Cairo mus-haf       هَـٰذَا
Osmanli mus-haf:     هٰذَا

Incidently, the amphibious behaviour of small alef can already be found in
Magregi mus-hafs. But spacing of small alef between letters or placing them
on tatweels appears for the first time in the typeset Cairo Mushaf. Since
then it occurs exclusively in fully vowelled Qur'an texts such as the Medina
editions.

> However, I highly reject this type of workarounds because:
>  - they make no distinction between the concept of a Standalone
>     letter that has nothing to do with the other letters in the word
>     and the concept of a combining mark associated with another
>  letter. - They depend on the text being _accurately_ fully marked
>     which is not the case in most existing texts. And as a
>     consequnce, it would be impossible for the reader or software to
>     know the meaning of the given character (woudn't be able to tell
>     the difference between a letter and a vowel mark) and as such
>     would make searching and other text processing tasks very hard
> and inaccurate.

This is where everybody experiences the worst problems when trying to encode
Arabic with Unicode.

IMHO there is a category missing between STANDALONE letter and COMBINING
mark. What's missing is the the category of Arabic AMPHIBIOUS characters.
Amphi ("between") bious ("two") should be taken in the literal sense: hamza,
small yeh, small waw, and possibly a few more miniatures, follow
discontinous letters (reh, waw, etc) and final letters on the base line with
their own spacing, but between two connected letters (with or without
tatweel), they become "amphibious": they are positioned between the
surrounding connecting letters (with lam-alef as an extreme case!), not
above them, carring their own vowel or madda when necessary.

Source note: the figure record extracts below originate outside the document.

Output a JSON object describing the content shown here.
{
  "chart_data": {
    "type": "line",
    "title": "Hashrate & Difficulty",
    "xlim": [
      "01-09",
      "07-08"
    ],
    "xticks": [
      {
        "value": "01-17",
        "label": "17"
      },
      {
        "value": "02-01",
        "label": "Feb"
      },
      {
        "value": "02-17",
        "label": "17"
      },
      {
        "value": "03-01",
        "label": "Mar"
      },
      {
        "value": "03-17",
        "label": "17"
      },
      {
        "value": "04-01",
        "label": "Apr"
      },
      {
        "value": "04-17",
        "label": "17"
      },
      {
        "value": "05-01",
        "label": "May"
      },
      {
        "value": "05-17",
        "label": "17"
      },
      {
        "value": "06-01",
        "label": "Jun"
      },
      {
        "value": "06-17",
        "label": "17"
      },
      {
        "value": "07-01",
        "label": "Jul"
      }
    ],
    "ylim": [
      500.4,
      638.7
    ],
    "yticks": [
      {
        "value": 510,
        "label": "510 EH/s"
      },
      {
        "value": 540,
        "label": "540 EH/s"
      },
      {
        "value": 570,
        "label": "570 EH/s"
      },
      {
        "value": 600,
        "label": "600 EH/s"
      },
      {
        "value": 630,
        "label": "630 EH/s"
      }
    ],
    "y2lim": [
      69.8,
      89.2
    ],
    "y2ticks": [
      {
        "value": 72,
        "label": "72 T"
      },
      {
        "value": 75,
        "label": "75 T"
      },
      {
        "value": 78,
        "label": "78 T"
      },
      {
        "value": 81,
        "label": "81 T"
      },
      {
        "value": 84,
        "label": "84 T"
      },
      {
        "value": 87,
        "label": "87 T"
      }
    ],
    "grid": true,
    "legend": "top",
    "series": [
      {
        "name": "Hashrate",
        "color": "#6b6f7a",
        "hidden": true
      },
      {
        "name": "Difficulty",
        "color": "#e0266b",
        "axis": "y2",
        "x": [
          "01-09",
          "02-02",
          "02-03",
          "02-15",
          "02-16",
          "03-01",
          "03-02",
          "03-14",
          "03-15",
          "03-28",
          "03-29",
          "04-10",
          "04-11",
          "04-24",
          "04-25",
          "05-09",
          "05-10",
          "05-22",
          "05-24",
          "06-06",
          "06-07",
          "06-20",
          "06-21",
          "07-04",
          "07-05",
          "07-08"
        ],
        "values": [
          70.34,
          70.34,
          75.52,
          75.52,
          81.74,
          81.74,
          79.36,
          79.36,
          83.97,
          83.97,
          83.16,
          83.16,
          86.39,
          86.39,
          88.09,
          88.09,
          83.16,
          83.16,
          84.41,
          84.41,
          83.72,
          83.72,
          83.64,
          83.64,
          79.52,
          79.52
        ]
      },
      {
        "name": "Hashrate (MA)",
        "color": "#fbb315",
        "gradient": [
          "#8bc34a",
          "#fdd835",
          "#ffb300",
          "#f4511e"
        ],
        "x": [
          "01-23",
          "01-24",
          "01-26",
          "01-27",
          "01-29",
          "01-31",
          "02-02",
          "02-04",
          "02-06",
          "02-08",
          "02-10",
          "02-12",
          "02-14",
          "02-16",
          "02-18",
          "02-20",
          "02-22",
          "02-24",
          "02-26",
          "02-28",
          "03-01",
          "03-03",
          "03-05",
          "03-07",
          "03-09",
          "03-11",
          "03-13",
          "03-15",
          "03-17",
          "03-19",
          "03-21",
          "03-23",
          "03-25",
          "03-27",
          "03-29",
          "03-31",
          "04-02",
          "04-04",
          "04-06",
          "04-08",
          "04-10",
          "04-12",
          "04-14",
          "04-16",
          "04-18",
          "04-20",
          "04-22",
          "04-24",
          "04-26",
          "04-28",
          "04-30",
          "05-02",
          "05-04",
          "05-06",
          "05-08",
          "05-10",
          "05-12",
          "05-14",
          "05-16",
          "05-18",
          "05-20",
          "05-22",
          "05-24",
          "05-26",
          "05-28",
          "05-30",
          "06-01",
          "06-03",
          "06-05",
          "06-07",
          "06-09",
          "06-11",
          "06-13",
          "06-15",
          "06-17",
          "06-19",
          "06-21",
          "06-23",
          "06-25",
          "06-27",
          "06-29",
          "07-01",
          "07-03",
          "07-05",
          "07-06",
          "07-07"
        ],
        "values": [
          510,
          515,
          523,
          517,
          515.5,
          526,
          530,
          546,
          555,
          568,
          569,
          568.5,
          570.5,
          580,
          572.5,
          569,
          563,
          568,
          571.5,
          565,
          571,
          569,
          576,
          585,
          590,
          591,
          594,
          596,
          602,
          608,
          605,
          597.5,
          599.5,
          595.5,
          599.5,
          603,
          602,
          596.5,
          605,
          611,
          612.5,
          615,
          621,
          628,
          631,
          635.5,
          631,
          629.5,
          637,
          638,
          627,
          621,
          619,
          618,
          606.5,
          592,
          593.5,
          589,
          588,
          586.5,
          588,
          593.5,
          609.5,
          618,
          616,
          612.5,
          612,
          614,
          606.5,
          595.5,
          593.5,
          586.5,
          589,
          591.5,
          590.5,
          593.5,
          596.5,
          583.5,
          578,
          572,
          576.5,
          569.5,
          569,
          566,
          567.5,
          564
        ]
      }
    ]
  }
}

Your proposed independent smal alef could be encoded separately as such an
amphibious Arabic character. Sof far I believe you would agree. Where we
differ is that I claim that this particular behaviour of small alef is -
without exception - triggerd by a preceding fatha, as I described above. So
I propose to add this amphibious behaviour to the existing code point for
small alef instead, in order to maintain full compatibility with modern
conventional spelling (and Osmanli spelling of Arabic).

>> I admire Meor's efficiency in creating a first workable Qur'an using
>> Unicode and OpenType components. But there are still a couple of
>> open ends that are not his fault, but that are the consequence of
>> font technological limitations.
>>
>
> I have given up using an OpenType font in custom Qur'an application.
> This is because I'm not forced to use OpenType fonts or any other
> font for that matter since I in a custom app I have control over how
> text is being drawn.

I couldn't agree more - I am doing exactly the same. But I hope to feed back
my experience to the Unicode consortium - whether they like it or not :-)
After all, Unicode is the only way towards interchangebility and
searchability on the internet.

Let's keep on pioneering!

Best regards,

t